People new to property investing will feel that capital gains is all that they are interested in and don’t consider the monthly pains of a monthly negative cash flow property. It’s always a good idea to make sure that your property investment is one that puts money into your bank each month. Robert Kiyosaki famously stresses that this is what makes a piece of property an asset, while the house that you live in, is not an asset. An asset, by his definition, is something that puts money into your bank each month – something that gives you a monthly revenue. For this to be possible, you need to be able to rent out your property for a sum that’s larger than the total of your monthly commitment that you are paying out each month.
So, this means that the total cost of your monthly commitment needs to be able to be covered by a tenant that can pay you more each month than what you need to pay out each month for your investment property. Location is what makes all the difference here. It’s necessary that you do your research on the location that you’re looking at to determine if your property investment is in the right location or not. Pick an area that has low demand and low rental rates and you will need to look for an investment property that is equivalent in terms of costs. The best way to do this is by looking at property price trends in an area and then comparing them to property rental rates in that particular location. You can do this on propertyguru.com and Airbnb with ease. When looking at short-term rental rates on Airbnb, make sure to have a look at the occupancy rates for the listings already there.
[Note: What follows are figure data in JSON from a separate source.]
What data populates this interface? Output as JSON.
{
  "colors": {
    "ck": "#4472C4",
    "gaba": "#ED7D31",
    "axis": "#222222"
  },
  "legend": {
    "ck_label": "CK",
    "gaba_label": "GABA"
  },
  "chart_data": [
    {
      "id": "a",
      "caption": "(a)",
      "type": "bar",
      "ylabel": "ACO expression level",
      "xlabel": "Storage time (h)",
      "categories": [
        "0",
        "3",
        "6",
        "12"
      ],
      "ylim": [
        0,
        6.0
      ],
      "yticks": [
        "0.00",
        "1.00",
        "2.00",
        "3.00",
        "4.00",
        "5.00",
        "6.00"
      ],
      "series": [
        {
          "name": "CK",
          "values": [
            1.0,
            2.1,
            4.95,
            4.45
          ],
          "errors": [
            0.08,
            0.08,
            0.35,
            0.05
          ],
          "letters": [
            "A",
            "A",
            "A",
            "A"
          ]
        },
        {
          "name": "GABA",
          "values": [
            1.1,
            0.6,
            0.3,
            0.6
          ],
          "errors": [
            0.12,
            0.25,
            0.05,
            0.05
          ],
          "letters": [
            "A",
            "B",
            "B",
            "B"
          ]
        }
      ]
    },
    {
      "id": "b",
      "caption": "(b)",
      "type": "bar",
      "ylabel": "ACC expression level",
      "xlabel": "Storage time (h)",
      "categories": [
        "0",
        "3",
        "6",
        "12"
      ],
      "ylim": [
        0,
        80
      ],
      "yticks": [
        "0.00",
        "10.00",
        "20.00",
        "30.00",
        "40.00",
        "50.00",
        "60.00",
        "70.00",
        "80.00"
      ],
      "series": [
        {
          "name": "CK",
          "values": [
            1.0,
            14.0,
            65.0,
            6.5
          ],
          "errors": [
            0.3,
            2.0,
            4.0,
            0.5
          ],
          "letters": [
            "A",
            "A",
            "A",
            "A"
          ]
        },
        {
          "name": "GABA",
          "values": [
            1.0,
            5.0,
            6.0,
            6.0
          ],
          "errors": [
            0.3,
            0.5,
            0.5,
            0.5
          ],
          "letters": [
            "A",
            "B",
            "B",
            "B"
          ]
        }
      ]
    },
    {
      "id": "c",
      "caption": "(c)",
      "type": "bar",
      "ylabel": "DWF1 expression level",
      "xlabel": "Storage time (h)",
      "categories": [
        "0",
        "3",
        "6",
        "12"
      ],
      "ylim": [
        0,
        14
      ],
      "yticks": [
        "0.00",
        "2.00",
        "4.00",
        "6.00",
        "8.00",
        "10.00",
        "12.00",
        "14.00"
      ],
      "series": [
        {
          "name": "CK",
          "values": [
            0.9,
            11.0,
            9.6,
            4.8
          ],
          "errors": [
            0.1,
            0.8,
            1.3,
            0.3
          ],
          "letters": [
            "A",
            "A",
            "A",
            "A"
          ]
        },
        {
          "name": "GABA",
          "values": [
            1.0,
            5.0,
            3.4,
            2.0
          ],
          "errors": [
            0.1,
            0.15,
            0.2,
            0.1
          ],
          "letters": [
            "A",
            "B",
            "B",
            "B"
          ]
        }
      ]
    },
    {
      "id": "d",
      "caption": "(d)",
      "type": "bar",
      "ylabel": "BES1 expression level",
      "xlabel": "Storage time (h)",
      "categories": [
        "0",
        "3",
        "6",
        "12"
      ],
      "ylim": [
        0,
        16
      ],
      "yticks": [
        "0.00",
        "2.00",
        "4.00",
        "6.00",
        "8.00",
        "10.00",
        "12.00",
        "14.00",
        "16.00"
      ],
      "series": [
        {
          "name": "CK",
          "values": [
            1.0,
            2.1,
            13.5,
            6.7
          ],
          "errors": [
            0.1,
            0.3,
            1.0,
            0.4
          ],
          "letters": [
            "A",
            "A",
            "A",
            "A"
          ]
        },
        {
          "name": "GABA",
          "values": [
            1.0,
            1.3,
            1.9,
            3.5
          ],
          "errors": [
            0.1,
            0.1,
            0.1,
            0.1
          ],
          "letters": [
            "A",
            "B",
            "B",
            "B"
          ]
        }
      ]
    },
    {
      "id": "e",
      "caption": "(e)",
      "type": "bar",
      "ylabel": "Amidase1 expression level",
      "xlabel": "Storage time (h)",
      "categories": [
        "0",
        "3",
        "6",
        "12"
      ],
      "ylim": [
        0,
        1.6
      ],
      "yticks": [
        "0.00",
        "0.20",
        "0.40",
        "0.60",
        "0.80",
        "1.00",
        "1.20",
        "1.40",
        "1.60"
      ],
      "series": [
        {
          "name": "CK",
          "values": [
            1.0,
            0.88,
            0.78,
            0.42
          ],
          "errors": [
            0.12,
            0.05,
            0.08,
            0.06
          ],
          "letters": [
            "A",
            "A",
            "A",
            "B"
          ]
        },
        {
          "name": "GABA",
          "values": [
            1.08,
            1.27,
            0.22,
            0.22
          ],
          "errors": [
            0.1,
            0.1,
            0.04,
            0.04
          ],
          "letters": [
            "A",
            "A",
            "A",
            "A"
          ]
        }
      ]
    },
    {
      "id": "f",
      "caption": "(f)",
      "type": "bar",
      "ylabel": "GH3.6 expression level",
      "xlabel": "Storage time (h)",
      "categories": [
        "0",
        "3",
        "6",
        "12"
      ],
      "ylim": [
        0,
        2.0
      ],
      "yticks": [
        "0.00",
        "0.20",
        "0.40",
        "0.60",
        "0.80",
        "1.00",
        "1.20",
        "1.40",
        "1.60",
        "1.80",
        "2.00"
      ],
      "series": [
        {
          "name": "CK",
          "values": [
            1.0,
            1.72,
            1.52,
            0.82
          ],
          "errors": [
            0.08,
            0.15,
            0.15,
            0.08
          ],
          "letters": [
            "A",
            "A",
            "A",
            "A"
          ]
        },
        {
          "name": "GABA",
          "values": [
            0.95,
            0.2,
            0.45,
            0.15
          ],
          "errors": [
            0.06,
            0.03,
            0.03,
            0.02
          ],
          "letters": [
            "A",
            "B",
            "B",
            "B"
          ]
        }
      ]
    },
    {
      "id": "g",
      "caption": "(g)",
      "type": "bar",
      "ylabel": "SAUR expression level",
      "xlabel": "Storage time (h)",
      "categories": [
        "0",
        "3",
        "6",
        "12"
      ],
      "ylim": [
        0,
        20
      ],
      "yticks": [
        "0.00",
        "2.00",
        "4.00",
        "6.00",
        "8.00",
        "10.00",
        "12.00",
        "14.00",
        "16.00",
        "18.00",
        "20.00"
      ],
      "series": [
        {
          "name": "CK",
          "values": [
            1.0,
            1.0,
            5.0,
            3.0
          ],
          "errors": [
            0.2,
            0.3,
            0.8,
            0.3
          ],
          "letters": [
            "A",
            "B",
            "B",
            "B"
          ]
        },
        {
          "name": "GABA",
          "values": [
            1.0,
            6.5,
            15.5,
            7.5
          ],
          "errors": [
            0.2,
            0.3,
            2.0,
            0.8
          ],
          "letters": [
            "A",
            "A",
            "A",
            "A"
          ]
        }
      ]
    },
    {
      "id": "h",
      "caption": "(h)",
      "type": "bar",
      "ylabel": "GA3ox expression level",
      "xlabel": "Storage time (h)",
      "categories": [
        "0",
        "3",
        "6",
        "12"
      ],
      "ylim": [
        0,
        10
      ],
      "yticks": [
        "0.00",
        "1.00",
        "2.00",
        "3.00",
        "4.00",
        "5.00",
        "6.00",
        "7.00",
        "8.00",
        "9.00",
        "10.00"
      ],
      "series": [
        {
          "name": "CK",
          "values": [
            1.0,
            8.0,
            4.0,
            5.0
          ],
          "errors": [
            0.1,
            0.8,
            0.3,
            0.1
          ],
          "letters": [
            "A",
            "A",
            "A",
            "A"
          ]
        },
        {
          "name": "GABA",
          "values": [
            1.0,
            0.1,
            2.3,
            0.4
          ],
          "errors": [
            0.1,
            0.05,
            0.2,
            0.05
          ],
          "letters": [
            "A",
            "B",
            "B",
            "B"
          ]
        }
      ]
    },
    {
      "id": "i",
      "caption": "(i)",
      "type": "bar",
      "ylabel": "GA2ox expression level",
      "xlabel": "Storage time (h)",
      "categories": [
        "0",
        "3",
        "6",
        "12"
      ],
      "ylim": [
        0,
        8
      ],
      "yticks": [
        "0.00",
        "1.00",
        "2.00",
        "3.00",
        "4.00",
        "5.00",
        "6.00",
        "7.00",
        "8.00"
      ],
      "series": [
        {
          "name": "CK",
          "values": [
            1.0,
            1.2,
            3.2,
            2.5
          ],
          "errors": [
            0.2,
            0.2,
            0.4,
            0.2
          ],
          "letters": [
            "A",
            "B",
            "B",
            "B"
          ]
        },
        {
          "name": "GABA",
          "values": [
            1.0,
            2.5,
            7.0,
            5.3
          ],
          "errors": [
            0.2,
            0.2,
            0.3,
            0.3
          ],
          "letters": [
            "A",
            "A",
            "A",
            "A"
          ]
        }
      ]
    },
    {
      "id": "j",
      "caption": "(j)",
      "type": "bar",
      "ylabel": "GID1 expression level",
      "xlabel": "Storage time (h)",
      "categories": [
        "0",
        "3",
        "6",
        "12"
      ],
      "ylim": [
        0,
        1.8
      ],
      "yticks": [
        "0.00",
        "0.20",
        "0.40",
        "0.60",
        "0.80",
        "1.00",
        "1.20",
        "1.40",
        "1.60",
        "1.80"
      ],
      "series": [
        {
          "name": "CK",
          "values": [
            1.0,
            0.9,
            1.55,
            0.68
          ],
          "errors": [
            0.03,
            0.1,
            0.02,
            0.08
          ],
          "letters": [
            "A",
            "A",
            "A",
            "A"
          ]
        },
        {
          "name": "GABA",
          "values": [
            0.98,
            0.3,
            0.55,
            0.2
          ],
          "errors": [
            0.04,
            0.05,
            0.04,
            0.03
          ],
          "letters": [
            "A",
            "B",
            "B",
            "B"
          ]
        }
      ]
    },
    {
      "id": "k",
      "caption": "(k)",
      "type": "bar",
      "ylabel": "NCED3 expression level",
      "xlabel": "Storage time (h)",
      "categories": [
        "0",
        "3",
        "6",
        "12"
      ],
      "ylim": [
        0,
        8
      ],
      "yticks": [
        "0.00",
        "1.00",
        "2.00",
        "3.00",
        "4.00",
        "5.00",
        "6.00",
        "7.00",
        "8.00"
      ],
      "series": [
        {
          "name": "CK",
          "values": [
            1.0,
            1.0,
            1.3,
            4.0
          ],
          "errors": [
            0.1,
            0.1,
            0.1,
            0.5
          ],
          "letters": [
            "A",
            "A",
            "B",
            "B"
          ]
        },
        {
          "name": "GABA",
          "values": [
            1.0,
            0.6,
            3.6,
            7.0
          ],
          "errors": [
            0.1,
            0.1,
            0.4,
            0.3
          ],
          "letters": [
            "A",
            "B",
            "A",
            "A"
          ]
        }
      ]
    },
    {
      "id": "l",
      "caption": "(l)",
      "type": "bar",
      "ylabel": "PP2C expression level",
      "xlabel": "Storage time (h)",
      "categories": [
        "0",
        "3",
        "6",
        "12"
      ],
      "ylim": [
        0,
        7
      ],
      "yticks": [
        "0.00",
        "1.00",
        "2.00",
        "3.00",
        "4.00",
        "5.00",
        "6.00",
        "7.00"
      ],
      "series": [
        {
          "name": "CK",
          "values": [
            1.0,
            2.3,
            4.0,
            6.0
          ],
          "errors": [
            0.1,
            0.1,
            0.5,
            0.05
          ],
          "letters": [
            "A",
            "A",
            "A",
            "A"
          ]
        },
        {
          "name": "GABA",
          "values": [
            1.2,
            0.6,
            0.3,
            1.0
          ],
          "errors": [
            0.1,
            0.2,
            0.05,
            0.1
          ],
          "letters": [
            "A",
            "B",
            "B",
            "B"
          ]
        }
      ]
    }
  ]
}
This will give you an idea of how many days people are renting out the unit for each month.
Once you’ve had a look at the long-term rental rates and short-term rental rates (with a little math) you’ll be able to figure out if the location you’re looking at offers you a decent chance of earning enough from a tenant to cover your monthly commitment. This will let you know whether your property investment is in the right location.
But what about capital gains? Buying an investment for capital gains can be a good idea but with RPGT (Real Property Gains Tax), you’re likely to only sell in 5 years at the very least or have the government swoop in and take a nice chunk out of your earnings. 5 years means, 5 years of that property eating away at your hard-earned cash each month. 5 years is 60 months and if you’re property works out to be a net negative of RM1500 a month, that means that over those 5 years, your property commitment is going to cost you RM90,000. There goes another significant portion of your capital gains. I’m not saying that this is completely impossible and there is the fact that all Malaysians are given the opportunity to sell off one property in their lifetime without having to pay RPGT. It’s just that it’s a big risk taking on a liability in the hopes that it could one day turn a profit for you.
After all is said and done though, I’d prefer to side with Kiyosaki that when deciding how to determine a good location for property investment it should always be based on the monthly revenue. Capital gains is an added bonus that you get if you look for an investment property that is in a great location that has good upside potential. The tools are available for everyone to determine what is a good location for property investment. It just takes a little time and some math.